In order to arouse sympathy, the aristocracy were obliged to lose sight, apparently, of their own interests, and to formulate their indictment against the bourgeoisie in the interest of the exploited working class alone. Thus the aristocracy took their revenge by singing lampoons on their new master, and whispering in his ears sinister prophecies of coming catastrophe.
In this way arose feudal Socialism; half lamentation, half lampoon; half echo of the past, half menace of the future, at times by its bitter, witty and incisive criticism, striking the bourgeoisie to the very heart’s core, but always ludicrous in its effects, through total incapacity to comprehend the march of modern history.
The aristocracy, in order to rally the people to them, waved the proletarian alms-bag in front for a banner. But the people, so often as it joined them, saw on their hindquarters the old feudal coats of arms and deserted with loud and irreverent laughter.

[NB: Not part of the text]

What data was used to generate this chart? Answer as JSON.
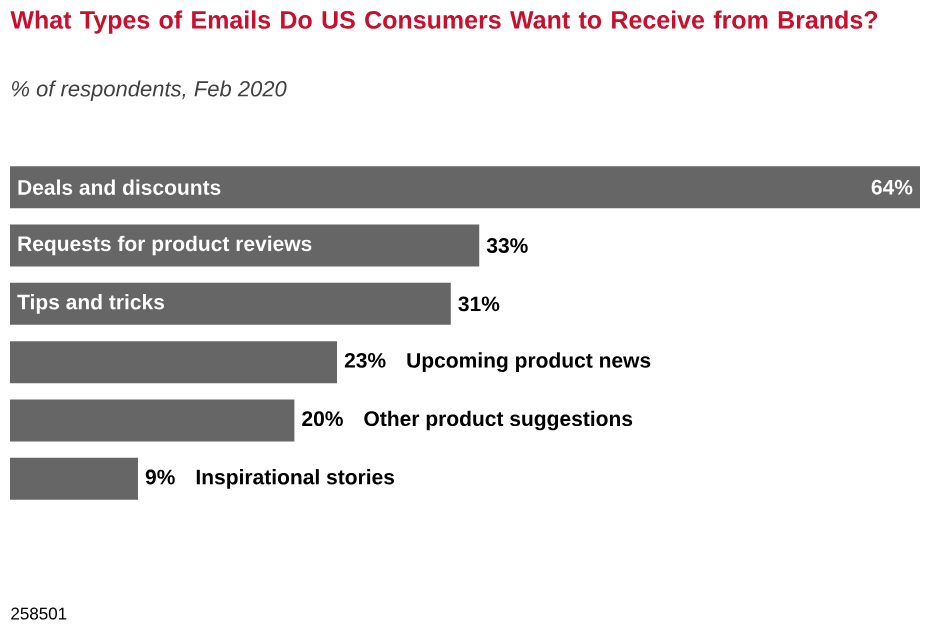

One section of the French Legitimists, and “Young England,” exhibited this spectacle.
In pointing out that their mode of exploitation was different from that of the bourgeoisie, the feudalists forget that they exploited under circumstances and conditions that were quite different and that are now antiquated. In showing that under their rule the modern proletariat never existed they forget that the modern bourgeoisie is the necessary offspring of their own form of society.

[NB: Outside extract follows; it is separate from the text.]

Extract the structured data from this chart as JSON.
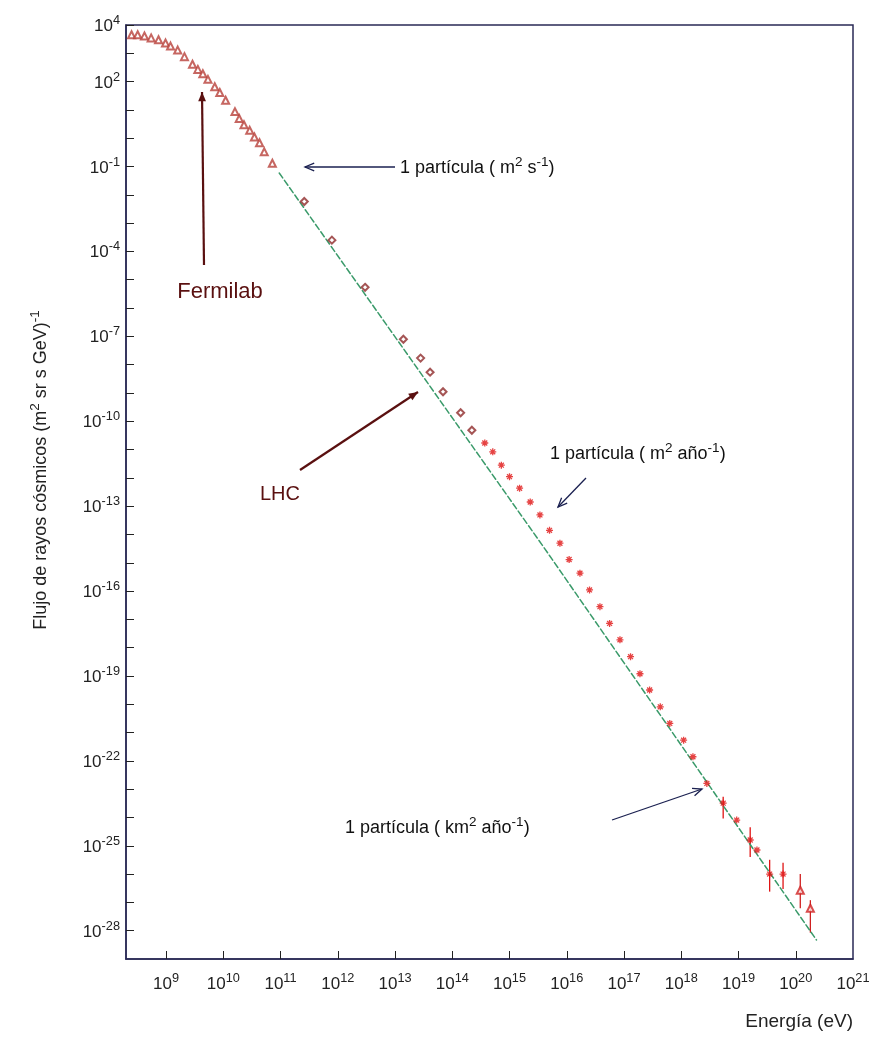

For the rest, so little do they conceal the reactionary character of their criticism, that their chief accusation against the bourgeoisie amounts to this: that under the bourgeois regime a class is being developed, which is destined to cut up root and branch the old order of society.
What they upbraid the bourgeoisie with is not so much that it creates a proletariat, as that it creates a revolutionary proletariat.
In political practice, therefore, they join in all coercive measures against the working class; and in ordinary life, despite their highfalutin phrases, they stoop to pick up the golden apples dropped from the tree of industry, and to barter truth, love, and honor for traffic in wool, beetroot sugar and potato spirit.
As the parson has ever gone hand in hand with the landlord, so has Clerical Socialism with Feudal Socialism.
Nothing is easier than to give Christian asceticism a Socialist tinge. Has not Christianity declaimed against private property, against marriages, against the State? Has it not preached in the place of these charity and poverty, celibacy and mortification of the flesh, monastic life and Mother Church? Christian Socialism is but the Holy Water with which the priest consecrates the heart-burnings of the aristocrat.